Через две недели она поднялась с постели и начала бродить по комнате. От болезни оставался кашель, мучивший ее по ночам, и лихорадка. За квартиру было не заплачено уже за целый месяц, кухарке за два месяца. Эта последняя положительно отравляла жизнь своим ворчаньем, грубостями и просто нахальством. И все приходилось переносить.

Начиналась опять весна. День сделался длиннее. Яркое солнце заглядывало в окна, и при этом освещении убожество двух комнат Татьяны Ивановны выступало еще сильнее. Взглянув на себя в осколок зеркала, взятый у кухарки, она испугалась. На нее смотрело такое исхудавшее, больное лицо, хотя еще сохранявшее следы недавней красоты. Неужели это она?

Раз Татьяна Ивановна сидела за машинкой и кончала какую-то работу, взятую из магазина. В кухне послышались спорившие, голоса. Кто бы это мог прийти? К ней никто не ходил. Скоро в комнату ввалилась сама фрау Дранг, одетая в бархатную кофточку и яркую шляпу.

– Здравствуй… Пришел тебя видеть, – заявила она, протягивая жирную руку. – Какой ты худой стал… я говорил.

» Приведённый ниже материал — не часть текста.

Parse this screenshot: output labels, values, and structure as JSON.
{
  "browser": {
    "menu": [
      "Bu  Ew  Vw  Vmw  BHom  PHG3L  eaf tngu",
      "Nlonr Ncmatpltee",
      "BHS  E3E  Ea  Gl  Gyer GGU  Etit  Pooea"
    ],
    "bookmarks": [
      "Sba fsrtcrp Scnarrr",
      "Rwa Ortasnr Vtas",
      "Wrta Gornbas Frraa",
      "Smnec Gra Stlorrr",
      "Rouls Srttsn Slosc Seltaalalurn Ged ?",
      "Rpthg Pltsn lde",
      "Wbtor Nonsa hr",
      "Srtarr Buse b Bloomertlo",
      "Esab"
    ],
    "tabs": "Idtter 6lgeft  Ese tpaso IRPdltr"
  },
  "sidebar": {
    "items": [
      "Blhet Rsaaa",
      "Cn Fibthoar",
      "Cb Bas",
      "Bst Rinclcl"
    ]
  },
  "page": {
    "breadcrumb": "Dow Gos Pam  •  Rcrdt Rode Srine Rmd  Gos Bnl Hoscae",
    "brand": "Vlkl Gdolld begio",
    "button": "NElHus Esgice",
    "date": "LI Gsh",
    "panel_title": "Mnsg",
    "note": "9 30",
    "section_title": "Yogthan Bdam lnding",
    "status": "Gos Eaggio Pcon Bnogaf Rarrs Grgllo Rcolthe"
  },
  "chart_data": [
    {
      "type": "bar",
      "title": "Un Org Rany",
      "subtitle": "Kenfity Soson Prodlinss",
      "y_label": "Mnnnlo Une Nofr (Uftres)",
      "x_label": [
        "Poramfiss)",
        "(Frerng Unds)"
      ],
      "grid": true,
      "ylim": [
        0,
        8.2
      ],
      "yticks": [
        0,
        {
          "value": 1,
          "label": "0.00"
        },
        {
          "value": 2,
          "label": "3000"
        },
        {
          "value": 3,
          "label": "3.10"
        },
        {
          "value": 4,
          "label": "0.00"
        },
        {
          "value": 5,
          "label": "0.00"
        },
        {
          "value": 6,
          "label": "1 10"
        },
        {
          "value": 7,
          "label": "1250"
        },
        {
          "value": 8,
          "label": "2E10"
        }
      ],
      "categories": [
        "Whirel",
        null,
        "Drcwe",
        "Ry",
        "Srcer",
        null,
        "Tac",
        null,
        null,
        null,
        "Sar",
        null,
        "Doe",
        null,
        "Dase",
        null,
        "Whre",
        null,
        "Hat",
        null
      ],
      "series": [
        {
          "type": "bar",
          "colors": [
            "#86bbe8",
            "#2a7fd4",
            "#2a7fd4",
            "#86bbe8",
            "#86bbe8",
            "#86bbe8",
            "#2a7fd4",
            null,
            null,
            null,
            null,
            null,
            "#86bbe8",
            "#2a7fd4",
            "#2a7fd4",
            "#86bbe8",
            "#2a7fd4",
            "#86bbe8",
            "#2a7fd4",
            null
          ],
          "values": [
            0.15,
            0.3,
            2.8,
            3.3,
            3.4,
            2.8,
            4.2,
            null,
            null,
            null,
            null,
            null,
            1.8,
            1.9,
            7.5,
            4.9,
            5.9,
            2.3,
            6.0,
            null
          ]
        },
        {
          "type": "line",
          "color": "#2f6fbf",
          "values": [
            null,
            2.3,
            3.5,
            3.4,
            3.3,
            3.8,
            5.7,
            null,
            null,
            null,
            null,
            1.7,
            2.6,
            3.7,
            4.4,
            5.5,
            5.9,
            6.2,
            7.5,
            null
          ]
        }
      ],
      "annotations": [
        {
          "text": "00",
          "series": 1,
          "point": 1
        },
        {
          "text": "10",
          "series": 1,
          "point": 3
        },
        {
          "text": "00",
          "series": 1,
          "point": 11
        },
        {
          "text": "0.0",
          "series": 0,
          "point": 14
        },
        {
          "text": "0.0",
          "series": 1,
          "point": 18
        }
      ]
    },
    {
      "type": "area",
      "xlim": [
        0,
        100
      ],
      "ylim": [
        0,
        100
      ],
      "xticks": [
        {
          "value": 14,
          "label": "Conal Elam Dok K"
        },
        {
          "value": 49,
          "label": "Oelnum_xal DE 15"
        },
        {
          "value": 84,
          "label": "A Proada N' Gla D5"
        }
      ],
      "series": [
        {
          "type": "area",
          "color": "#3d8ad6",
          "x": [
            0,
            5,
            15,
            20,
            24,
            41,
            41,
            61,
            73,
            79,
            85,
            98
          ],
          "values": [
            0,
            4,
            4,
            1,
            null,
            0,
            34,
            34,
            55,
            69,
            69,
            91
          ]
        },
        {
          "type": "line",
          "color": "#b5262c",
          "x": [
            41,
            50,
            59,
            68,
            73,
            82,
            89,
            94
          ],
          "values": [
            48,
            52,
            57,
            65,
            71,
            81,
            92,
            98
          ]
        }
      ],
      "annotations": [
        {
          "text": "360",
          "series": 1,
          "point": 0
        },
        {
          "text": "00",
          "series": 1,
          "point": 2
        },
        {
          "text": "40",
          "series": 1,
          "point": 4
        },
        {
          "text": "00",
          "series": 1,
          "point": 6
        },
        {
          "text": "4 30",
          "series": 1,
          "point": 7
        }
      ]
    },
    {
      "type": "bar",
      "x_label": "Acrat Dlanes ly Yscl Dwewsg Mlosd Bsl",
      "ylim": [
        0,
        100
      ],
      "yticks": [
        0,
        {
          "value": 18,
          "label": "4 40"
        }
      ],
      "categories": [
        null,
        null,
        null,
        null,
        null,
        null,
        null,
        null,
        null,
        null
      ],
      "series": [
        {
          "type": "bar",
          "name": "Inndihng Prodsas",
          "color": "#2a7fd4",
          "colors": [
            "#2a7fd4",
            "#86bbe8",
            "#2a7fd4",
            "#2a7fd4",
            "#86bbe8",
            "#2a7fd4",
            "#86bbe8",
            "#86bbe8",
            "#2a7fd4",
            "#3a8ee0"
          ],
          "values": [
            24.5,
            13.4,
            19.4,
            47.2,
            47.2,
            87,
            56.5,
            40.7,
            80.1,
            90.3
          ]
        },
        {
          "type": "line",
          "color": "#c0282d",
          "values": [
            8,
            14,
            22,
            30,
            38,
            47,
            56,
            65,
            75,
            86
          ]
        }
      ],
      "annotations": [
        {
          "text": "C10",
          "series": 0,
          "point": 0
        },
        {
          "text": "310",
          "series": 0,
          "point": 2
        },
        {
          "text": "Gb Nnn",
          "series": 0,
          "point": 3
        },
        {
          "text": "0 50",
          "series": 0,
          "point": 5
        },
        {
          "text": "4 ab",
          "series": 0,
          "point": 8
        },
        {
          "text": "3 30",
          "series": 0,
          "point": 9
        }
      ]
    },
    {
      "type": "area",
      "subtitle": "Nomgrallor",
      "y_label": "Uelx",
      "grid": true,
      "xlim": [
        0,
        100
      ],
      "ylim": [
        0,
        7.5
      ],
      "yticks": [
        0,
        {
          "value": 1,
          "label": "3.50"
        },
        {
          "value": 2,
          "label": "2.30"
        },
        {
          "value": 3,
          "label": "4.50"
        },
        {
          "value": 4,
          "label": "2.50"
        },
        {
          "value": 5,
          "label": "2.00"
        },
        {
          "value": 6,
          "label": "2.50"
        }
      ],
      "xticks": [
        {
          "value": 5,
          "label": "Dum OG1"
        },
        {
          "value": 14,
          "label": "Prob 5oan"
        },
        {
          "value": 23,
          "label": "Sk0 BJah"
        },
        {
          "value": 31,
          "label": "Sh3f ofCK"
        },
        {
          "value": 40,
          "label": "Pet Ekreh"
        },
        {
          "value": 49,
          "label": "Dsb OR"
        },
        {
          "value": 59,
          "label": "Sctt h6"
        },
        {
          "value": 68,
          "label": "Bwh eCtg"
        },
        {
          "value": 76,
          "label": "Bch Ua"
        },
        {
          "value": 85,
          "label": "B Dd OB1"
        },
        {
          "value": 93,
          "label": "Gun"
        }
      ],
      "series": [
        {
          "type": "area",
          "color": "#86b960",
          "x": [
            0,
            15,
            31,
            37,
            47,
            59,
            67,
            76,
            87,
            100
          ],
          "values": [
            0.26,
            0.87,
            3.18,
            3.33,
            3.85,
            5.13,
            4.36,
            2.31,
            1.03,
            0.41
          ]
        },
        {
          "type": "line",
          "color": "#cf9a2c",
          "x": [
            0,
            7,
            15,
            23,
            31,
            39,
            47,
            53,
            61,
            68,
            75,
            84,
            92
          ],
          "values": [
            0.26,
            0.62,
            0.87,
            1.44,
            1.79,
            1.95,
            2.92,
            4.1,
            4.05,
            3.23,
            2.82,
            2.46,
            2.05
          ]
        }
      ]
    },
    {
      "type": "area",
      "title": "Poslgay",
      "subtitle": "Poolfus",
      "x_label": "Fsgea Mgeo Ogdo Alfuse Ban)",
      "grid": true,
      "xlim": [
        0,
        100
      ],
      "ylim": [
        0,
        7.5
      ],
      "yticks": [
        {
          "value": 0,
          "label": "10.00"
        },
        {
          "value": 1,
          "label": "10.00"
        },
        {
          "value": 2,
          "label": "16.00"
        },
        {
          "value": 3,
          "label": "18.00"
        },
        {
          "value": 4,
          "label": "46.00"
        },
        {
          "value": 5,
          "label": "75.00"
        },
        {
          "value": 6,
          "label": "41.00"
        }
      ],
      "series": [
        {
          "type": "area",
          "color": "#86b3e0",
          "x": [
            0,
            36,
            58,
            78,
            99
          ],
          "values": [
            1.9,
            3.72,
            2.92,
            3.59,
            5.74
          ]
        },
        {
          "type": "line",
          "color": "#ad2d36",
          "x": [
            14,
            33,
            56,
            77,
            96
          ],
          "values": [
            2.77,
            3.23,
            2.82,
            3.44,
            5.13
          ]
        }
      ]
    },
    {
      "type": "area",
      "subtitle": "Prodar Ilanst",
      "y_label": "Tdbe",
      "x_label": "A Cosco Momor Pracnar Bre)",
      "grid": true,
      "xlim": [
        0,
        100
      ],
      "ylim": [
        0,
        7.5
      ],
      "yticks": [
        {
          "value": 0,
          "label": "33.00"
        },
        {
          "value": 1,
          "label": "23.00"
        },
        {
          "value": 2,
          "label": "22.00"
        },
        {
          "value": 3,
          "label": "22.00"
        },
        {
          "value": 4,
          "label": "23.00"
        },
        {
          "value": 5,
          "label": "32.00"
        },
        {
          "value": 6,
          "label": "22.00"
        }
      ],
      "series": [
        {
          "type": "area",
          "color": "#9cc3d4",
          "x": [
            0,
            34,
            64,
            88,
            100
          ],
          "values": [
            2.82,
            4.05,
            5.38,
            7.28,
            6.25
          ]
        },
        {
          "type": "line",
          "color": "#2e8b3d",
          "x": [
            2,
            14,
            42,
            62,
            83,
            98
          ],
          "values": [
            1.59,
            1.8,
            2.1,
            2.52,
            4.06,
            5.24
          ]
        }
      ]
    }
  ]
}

– Я была больна, Каролина Карловна. Только что встала с постели.

Фрау Дранг долго искала глазами, где ей сесть, и поместилась на кровати. Она задохлась и тяжело дышала.

– Мой хотел давать на морда твой кухарка, – объяснила она наконец. – О, это такой швин! Мой долго сердил на тебя… мой потом очень жалел… мой пришел… потому что мой не помнил зла.

Татьяна Ивановна молчала, предчувствуя какое-то тяжелое объяснение. Она выслала Наташу в кухню. Фрау Дранг несколько раз принималась оглядывать бедную обстановку квартиры и качала головой, как фарфоровый идол. Она усвоила себе привычку краситься к теперь была противно намазана.

– Так, так, – повторяла про себя фрау Дранг, проверяя какую-то тайную мысль, принесенную с собой. – Очень нехорошо. Молодой женщин и такой бедность. Нет, нехорошо. И никому это не нужно… да. Ах, если б ты слюшал старый Каролин Карловна!.. Он тебе добра желал, Каролин Карловна, и сейчас добра желал.